Orlando a Bonomi: “Su di me dette tante falsità”

Il ministro del Lavoro Andrea Orlando risponde dalle colonne de “La Stampa” alle parole di Carlo Bonomi, numero uno di Confindustria. In breve, il delegato del governo chiede alle imprese di lavorare su nuovi contratti, nel contrasto al fenomeno del precariato, e sul ritocco al rialzo degli stipendi:

Il nostro Paese paga la poca competitività rispetto a cui si è agito attraverso una flessibilizzazione del costo del lavoro. Oggi possiamo dire che questa strategia non ha funzionato. Allora bisogna ragionare diversamente, perché se è vero che c’è un tema di pressione fiscale è altrettanto chiaro che il raffronto salariale con Paesi analoghi è impietoso. Non è corretto recriminare solamente sul taglio del cuneo fiscale, così non risolverebbe la questione, siamo il Paese con la più alta percentuale di lavoro “in nero“.

Poi l’affondo diretto a Bonomi:

Nessuno vede le imprese come dei bancomat da spremere fino all’ultimo centesimo. Credo non abbia apprezzato il tema del rinnovo dei contratti e dei salari, un problema che anche l’Europa cerca di risolvere. Forse per Bonomi sono solo un bersaglio nella sua polemica, altrimenti vorrebbe dire che non è al corrente dei fatti. Ho letto e sentito un sacco di menzogne nei miei riguardi“.
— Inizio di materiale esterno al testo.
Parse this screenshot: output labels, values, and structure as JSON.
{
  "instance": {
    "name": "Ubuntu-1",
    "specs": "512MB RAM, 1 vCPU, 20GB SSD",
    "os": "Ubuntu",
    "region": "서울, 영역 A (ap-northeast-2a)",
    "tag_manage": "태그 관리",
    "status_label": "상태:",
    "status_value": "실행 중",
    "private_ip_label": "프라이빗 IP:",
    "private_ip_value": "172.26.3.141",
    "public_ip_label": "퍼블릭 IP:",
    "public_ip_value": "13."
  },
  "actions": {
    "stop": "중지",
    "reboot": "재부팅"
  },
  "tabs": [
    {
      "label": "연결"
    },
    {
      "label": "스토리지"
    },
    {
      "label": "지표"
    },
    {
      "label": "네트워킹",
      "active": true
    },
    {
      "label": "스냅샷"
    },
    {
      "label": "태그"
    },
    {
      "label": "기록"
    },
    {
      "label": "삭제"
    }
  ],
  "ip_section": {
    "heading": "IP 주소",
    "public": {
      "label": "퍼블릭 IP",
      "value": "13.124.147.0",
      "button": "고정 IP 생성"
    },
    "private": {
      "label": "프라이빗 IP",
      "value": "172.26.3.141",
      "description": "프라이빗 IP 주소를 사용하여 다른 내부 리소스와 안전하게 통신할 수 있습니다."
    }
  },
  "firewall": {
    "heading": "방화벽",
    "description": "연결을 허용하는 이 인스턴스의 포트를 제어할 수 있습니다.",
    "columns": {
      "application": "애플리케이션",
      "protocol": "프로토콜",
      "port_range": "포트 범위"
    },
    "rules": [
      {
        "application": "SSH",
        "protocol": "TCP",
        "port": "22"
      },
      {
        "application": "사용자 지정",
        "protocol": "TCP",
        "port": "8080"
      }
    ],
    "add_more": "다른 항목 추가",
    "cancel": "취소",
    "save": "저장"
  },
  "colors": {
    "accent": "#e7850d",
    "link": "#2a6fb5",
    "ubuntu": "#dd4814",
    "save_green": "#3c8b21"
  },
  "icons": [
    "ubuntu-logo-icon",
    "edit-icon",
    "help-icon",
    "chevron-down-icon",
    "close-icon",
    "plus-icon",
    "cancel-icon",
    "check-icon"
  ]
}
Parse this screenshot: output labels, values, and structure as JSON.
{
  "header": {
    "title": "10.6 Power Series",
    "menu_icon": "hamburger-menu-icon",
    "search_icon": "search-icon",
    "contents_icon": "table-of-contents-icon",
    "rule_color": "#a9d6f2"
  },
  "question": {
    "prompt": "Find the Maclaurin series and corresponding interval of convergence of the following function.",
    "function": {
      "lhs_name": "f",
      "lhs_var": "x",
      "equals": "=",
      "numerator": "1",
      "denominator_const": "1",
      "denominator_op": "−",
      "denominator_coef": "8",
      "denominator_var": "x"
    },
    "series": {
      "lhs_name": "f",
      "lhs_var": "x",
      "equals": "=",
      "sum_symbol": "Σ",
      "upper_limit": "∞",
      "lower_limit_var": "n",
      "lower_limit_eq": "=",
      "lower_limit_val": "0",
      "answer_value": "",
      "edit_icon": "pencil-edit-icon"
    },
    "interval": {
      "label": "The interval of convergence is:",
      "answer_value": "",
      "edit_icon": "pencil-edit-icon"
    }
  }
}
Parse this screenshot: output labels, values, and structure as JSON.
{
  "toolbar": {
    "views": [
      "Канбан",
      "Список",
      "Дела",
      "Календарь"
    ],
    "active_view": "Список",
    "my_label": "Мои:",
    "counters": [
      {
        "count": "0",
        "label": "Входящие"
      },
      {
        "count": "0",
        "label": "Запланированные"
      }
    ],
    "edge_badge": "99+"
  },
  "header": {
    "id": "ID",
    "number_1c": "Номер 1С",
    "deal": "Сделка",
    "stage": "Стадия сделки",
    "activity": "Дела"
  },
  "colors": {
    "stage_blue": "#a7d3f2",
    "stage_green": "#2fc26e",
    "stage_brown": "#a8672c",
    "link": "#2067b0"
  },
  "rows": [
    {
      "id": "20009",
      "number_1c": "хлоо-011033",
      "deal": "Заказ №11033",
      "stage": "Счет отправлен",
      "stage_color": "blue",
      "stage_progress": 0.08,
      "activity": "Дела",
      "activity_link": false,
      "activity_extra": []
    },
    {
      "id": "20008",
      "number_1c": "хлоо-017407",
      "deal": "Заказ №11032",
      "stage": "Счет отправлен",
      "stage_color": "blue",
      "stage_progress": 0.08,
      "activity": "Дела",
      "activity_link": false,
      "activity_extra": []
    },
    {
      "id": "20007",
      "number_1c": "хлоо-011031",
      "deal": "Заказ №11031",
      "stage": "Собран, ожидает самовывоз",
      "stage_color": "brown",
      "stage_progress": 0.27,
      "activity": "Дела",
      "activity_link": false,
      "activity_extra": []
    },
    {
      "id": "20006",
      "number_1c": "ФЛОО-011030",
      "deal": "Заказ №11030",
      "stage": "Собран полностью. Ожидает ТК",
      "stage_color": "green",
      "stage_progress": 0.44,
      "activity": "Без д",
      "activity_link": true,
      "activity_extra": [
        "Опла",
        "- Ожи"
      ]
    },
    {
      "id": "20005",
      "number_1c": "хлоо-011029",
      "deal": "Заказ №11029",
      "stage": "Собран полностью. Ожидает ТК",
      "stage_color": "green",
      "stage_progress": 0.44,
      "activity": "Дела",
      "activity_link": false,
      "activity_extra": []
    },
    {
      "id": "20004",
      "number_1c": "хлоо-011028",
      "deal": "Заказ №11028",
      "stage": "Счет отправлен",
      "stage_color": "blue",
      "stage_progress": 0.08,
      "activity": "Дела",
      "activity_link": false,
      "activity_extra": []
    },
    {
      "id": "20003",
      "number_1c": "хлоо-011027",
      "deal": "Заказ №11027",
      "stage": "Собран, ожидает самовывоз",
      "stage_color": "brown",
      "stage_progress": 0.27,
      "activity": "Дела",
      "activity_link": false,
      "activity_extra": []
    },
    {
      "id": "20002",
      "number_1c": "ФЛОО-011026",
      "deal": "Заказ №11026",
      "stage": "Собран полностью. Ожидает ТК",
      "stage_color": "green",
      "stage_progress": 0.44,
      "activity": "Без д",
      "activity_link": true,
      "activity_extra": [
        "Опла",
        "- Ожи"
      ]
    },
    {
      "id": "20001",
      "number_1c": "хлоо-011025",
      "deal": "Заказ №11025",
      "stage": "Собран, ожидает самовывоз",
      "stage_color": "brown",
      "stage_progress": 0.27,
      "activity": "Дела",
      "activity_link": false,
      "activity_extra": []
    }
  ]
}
Esaurito il duello a distanza, si passa al concreto:

La politica ha il dovere di assumere l’iniziativa e di dare soluzioni. Sulla proposta legata al salario minimo trovo corretto poter estendere l’applicazione del trattamento economico complessivo a tutti i lavoratori di quel settore. Mediamente le imprese europee sono più grandi delle nostre, tuttavia la loro produttività è cresciuta più che da noi in rapporto. E da noi gli stipendi sono aumentati meno della produttività. Ma non è solo una questione salariale, bensì anche contrattuale“.